Dois anos após lançar um programa pioneiro de acesso gratuito ao sensor de glicose FreeStyle Libre, Aparecida de Goiânia (GO) quase dobrou o número de beneficiários. Nesse período, o número de atendidos saltou de 60 para 112 pacientes, e as histórias de famílias como a de Iago, hoje com 11 anos, mostram como a tecnologia mudou rotinas, trouxe mais segurança e transformou a relação com a doença.
O reencontro com Iago
Quando o jornalista Tom Bueno esteve na cidade em 2023, Iago ainda era um garotinho tentando entender por que precisava monitorar a glicose. Furar os dedos era doloroso e assustador. No entanto, agora, dois anos depois, reencontramos um menino confiante que, após ter acesso gratuito ao sensor de glicose, mede sozinho a glicemia no recreio, avisa professores quando precisa de ajuda e segue brincando como qualquer colega.

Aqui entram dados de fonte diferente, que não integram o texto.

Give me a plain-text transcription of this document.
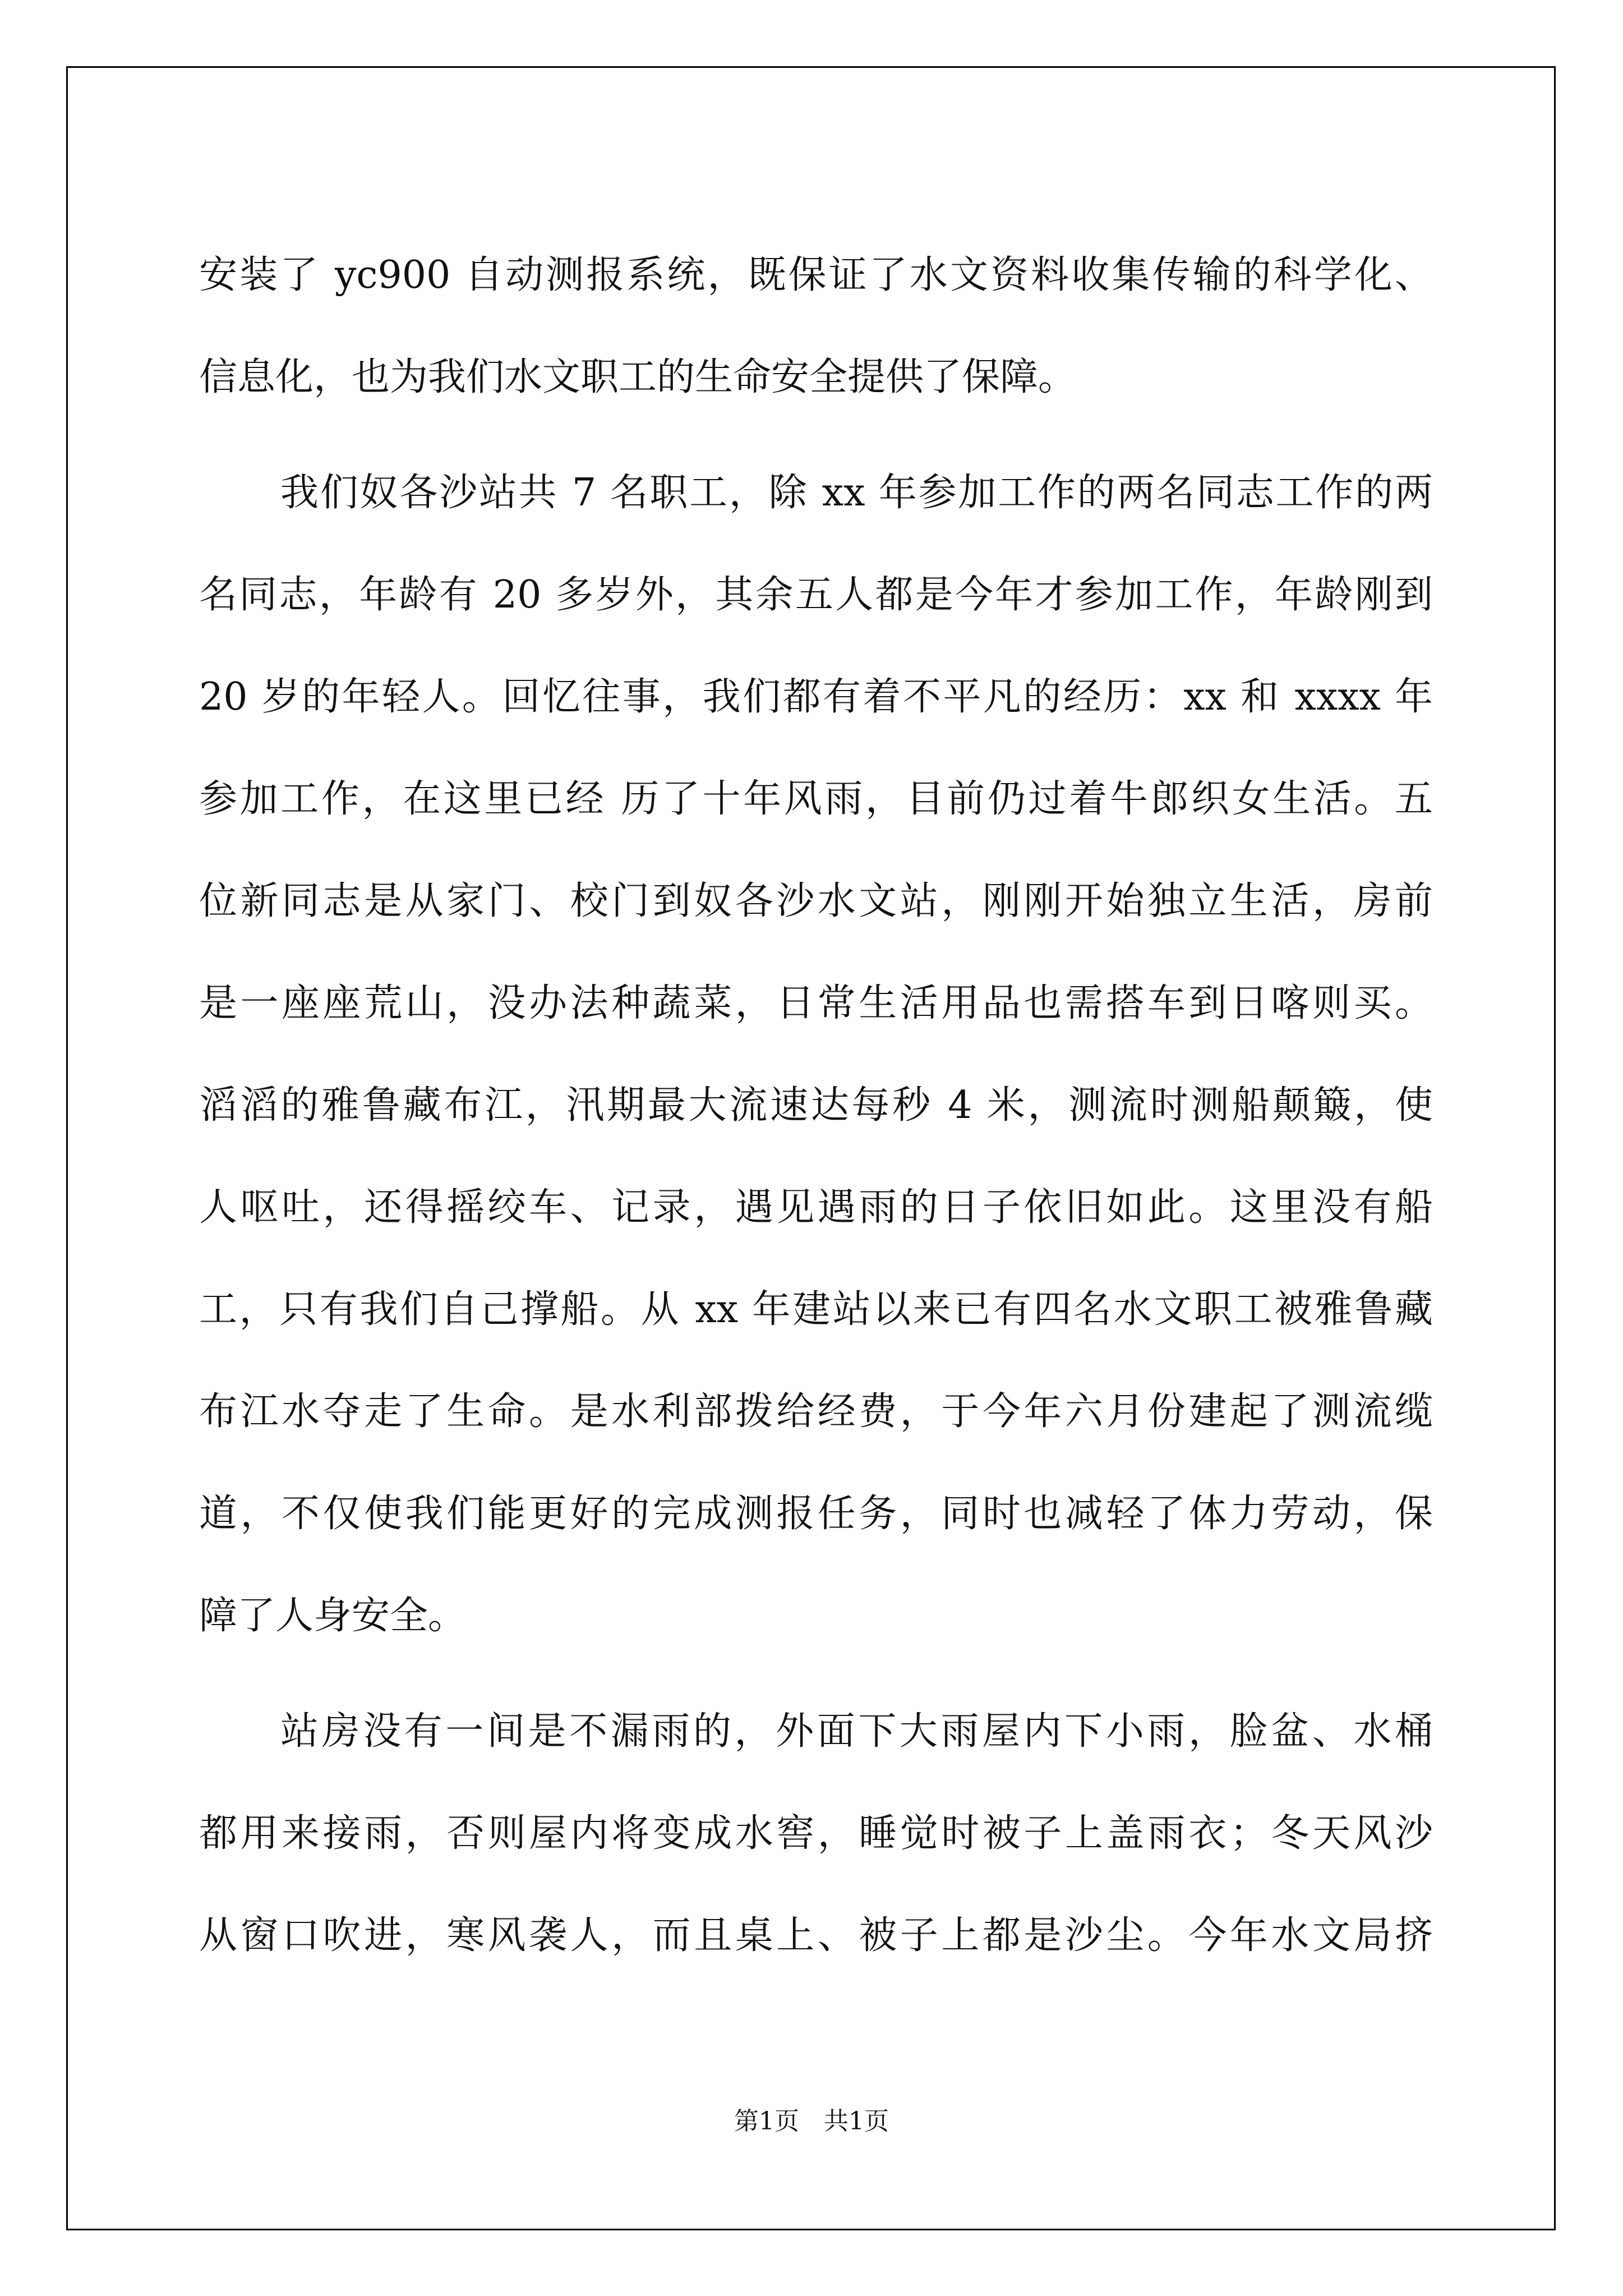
安装了 yc900 自动测报系统，既保证了水文资料收集传输的科学化、
信息化，也为我们水文职工的生命安全提供了保障。
我们奴各沙站共 7 名职工，除 xx 年参加工作的两名同志工作的两
名同志，年龄有 20 多岁外，其余五人都是今年才参加工作，年龄刚到
20 岁的年轻人。回忆往事，我们都有着不平凡的经历：xx 和 xxxx 年
参加工作，在这里已经 历了十年风雨，目前仍过着牛郎织女生活。五
位新同志是从家门、校门到奴各沙水文站，刚刚开始独立生活，房前
是一座座荒山，没办法种蔬菜，日常生活用品也需搭车到日喀则买。
滔滔的雅鲁藏布江，汛期最大流速达每秒 4 米，测流时测船颠簸，使
人呕吐，还得摇绞车、记录，遇见遇雨的日子依旧如此。这里没有船
工，只有我们自己撑船。从 xx 年建站以来已有四名水文职工被雅鲁藏
布江水夺走了生命。是水利部拨给经费，于今年六月份建起了测流缆
道，不仅使我们能更好的完成测报任务，同时也减轻了体力劳动，保
障了人身安全。
站房没有一间是不漏雨的，外面下大雨屋内下小雨，脸盆、水桶
都用来接雨，否则屋内将变成水窖，睡觉时被子上盖雨衣；冬天风沙
从窗口吹进，寒风袭人，而且桌上、被子上都是沙尘。今年水文局挤
第1页　共1页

“Foi libertador”, resume sua mãe, Maria Aparecida. “Hoje ele tem autonomia, sabe identificar uma hipo ou hiperglicemia e nos avisa com calma. Isso dá segurança para ele e para nós.
A vida em transformação
Assim, mais que controle glicêmico, o sensor trouxe autoestima e conexões sociais. O vídeo gravado em 2023 para a campanha Todos Pelo Diabetes repercutiu na escola. “No começo fiquei com vergonha, mas depois ganhei amigos. Até conheci um colega mais velho que também usa o Libre. Ficamos próximos por isso”, conta Iago.
Para Maria, a mudança também foi radical. Antes, precisava ir todos os dias ao colégio na hora do intervalo. Hoje, professores e colegas ajudam no monitoramento, e ela consegue respirar aliviada.

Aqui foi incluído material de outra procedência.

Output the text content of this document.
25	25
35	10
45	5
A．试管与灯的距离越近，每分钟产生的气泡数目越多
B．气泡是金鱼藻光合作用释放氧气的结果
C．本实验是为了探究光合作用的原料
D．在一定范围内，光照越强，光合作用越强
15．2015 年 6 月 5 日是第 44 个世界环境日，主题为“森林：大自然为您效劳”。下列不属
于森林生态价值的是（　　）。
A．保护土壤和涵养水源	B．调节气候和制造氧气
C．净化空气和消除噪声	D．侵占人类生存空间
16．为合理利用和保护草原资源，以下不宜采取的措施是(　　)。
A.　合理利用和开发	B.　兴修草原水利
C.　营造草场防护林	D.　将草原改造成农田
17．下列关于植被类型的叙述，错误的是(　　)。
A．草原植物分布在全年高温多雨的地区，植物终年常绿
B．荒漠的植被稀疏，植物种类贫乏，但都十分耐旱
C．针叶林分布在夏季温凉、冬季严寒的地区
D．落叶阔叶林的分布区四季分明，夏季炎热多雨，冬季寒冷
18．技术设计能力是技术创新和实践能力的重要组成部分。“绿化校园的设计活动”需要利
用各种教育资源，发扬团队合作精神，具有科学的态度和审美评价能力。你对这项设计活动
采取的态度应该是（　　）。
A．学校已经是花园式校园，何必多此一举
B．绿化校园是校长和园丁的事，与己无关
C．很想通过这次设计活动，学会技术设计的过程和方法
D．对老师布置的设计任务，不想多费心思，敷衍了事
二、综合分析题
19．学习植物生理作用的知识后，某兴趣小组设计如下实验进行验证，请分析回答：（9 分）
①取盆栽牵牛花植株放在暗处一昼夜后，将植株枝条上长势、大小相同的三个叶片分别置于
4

“Antes, com ponta de dedo, eu vivia no limite, sem dormir direito. Agora posso descansar. Se não sou eu, meu marido ou minha filha monitoram pelo sensor. Isso nos dá paz”, diz.
O programa em números
De 2023 a 2025, o programa municipal saltou de pouco mais de 60 pacientes para 112 atendidos. Segundo a endocrinologista pediatra Jéssica França, esse crescimento mostra a força da iniciativa:
“O programa vem se consolidando como modelo. Famílias até se mudam para Aparecida de Goiânia em busca do sensor. Isso mostra como uma política pública pode transformar vidas.”
A médica destaca ainda que os resultados não aparecem apenas nos exames: “Com a glicemia mais previsível, as crianças ficam mais tranquilas, aprendem melhor e se relacionam de forma mais saudável. O sensor devolve autonomia, e isso é extraordinário.”

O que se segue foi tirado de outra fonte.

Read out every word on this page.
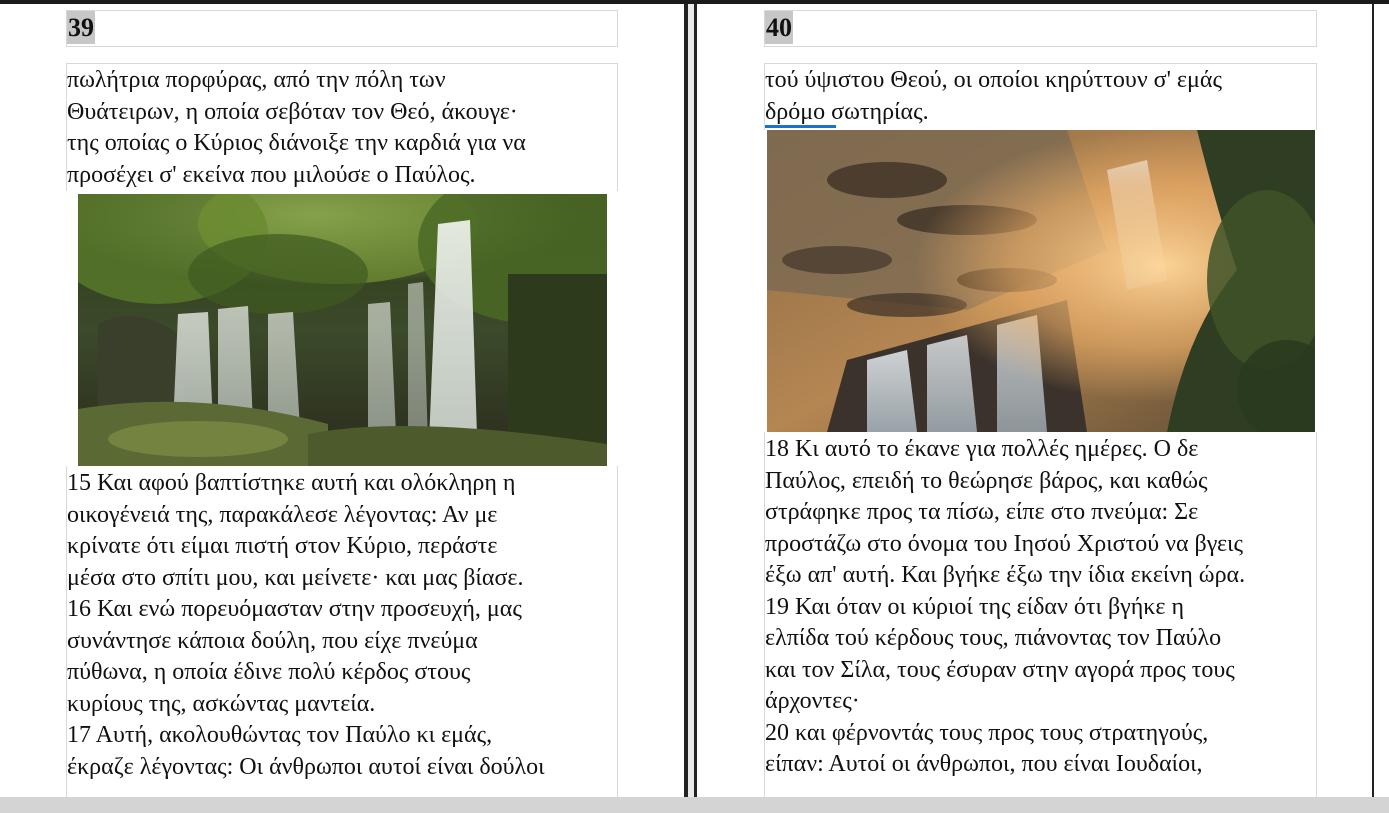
39
πωλήτρια πορφύρας, από την πόλη των
Θυάτειρων, η οποία σεβόταν τον Θεό, άκουγε·
της οποίας ο Κύριος διάνοιξε την καρδιά για να
προσέχει σ' εκείνα που μιλούσε ο Παύλος.
15 Και αφού βαπτίστηκε αυτή και ολόκληρη η
οικογένειά της, παρακάλεσε λέγοντας: Αν με
κρίνατε ότι είμαι πιστή στον Κύριο, περάστε
μέσα στο σπίτι μου, και μείνετε· και μας βίασε.
16 Και ενώ πορευόμασταν στην προσευχή, μας
συνάντησε κάποια δούλη, που είχε πνεύμα
πύθωνα, η οποία έδινε πολύ κέρδος στους
κυρίους της, ασκώντας μαντεία.
17 Αυτή, ακολουθώντας τον Παύλο κι εμάς,
έκραζε λέγοντας: Οι άνθρωποι αυτοί είναι δούλοι
40
τού ύψιστου Θεού, οι οποίοι κηρύττουν σ' εμάς
δρόμο σωτηρίας.
18 Κι αυτό το έκανε για πολλές ημέρες. Ο δε
Παύλος, επειδή το θεώρησε βάρος, και καθώς
στράφηκε προς τα πίσω, είπε στο πνεύμα: Σε
προστάζω στο όνομα του Ιησού Χριστού να βγεις
έξω απ' αυτή. Και βγήκε έξω την ίδια εκείνη ώρα.
19 Και όταν οι κύριοί της είδαν ότι βγήκε η
ελπίδα τού κέρδους τους, πιάνοντας τον Παύλο
και τον Σίλα, τους έσυραν στην αγορά προς τους
άρχοντες·
20 και φέρνοντάς τους προς τους στρατηγούς,
είπαν: Αυτοί οι άνθρωποι, που είναι Ιουδαίοι,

Resultados além dos números
Porém, entre os pacientes atendidos, também há outros casos marcantes. Um menino que vivia internado quatro ou cinco vezes ao ano passou a usar o sensor e completou um ano sem hospitalizações. “Foi um divisor de águas. A única mudança foi a tecnologia”, afirma Jéssica.
Ela lembra que alguns pacientes apresentaram aumento inicial na hemoglobina glicada, mas isso indicava que estavam saindo de crises frequentes de hipoglicemia. “Foi um passo necessário para depois reduzir as hiperglicemias. É um processo de educação e amadurecimento.”
Dois anos depois, um saldo positivo
Se em 2023 a novidade era o início do programa, em 2025 o destaque é o impacto comprovado: quase o dobro de beneficiários, menos internações, famílias mais tranquilas e crianças mais seguras.
“É um desafio todos os dias, mas agora não estamos sozinhos. O sensor trouxe segurança para meu filho e paz para nossa casa”, resume Maria Aparecida.
Assim, para Iago, que hoje corre pelo recreio sem medo, dois anos fizeram toda a diferença.